Elston's name first surfaced when one of the fired U.S. attorneys, Bud Cummins of Arkansas, disclosed in March that Elston had phoned him to suggest that senior department officials would retaliate against the prosecutors if they discussed their firings publicly.
In an e-mail written to five of the ousted U.S. attorneys minutes after the Elston call, Cummins said of the conversation: "I was tempted to challenge him and say something movie-like such as `are you threatening ME???'"
The department denied that Elston was trying to intimidate or silence the dismissed U.S. attorneys.
Elston's name also showed up on numerous e-mails in which department officials weighed which U.S. attorneys to fire. In one e-mail, he was informed about how the department would deal with the fallout from the firings.
In recent testimony, the former interim U.S. attorney in Kansas City, Bradley Schlozman, disclosed that he sought approval from Elston before bringing indictments for voter-registration fraud against four workers for a liberal-leaning group just days before the 2006 election.

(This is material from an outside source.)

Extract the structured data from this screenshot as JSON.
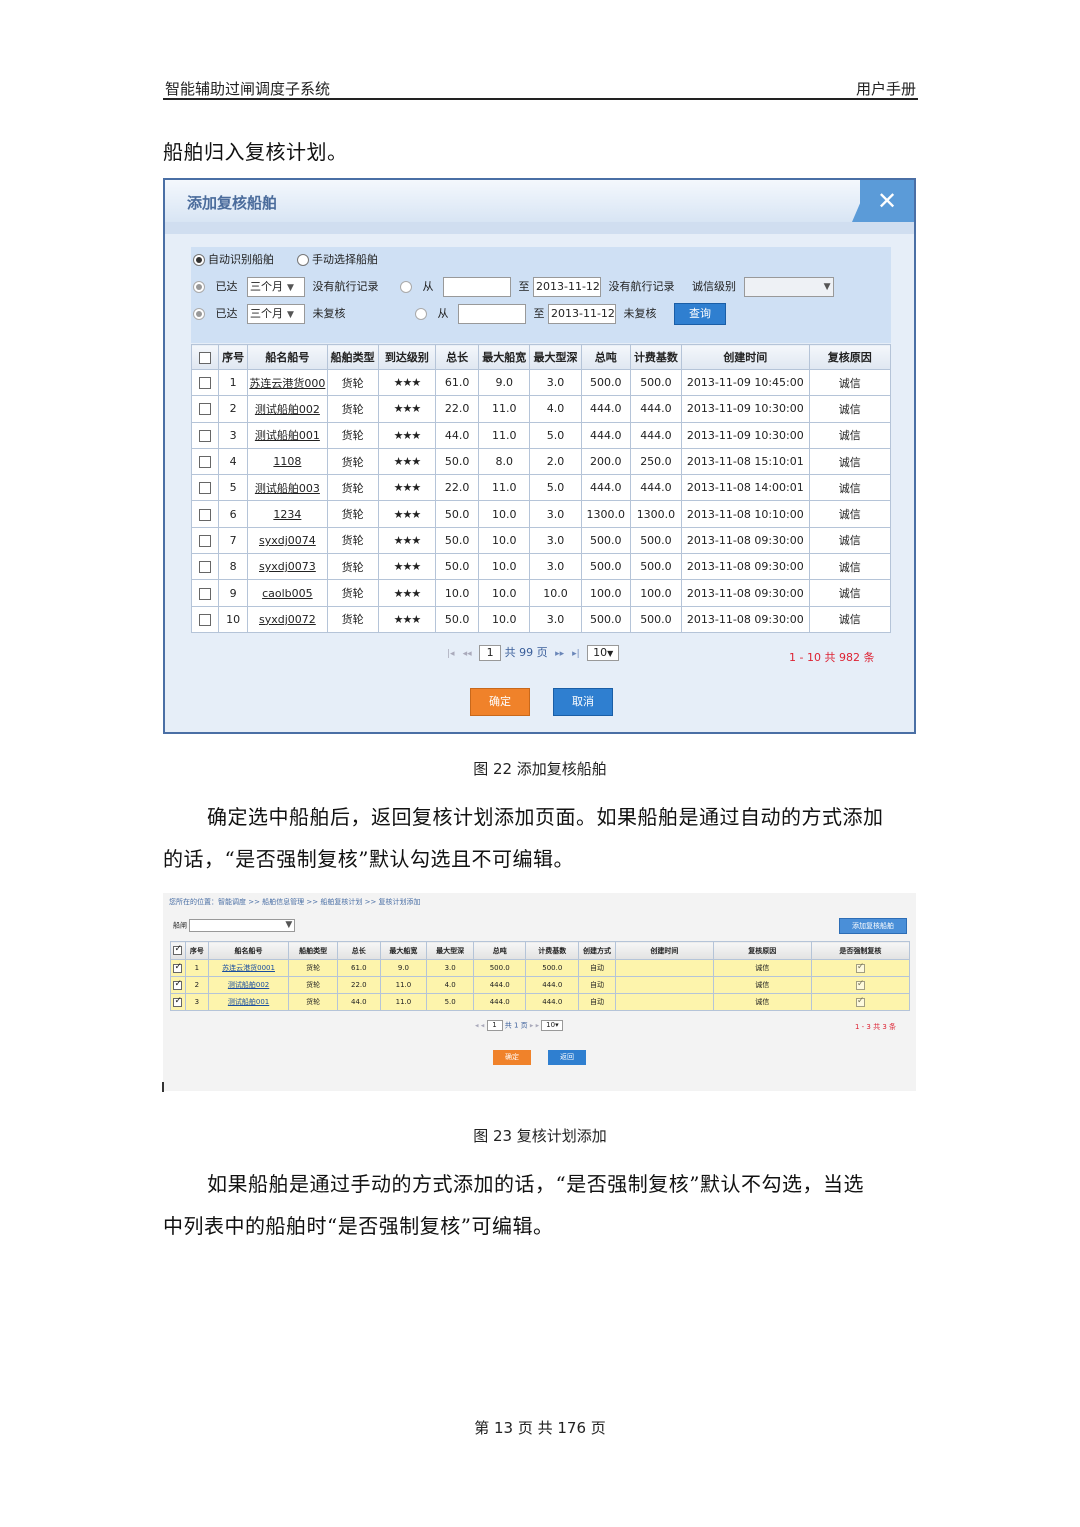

Department policy discourages such prosecutions on the eve of elections.
Elston's boss, McNulty, announced recently that he would leave his job at the end of the summer.
Carl Tobias, a law professor at the University of Richmond, said Elston's resignation ``was expected, but it adds to the void" in the Department of Justice's leadership, with several top-tier posts occupied by temporary stand-ins.
``The Department of Justice does seem in a bit of disarray,'' he said.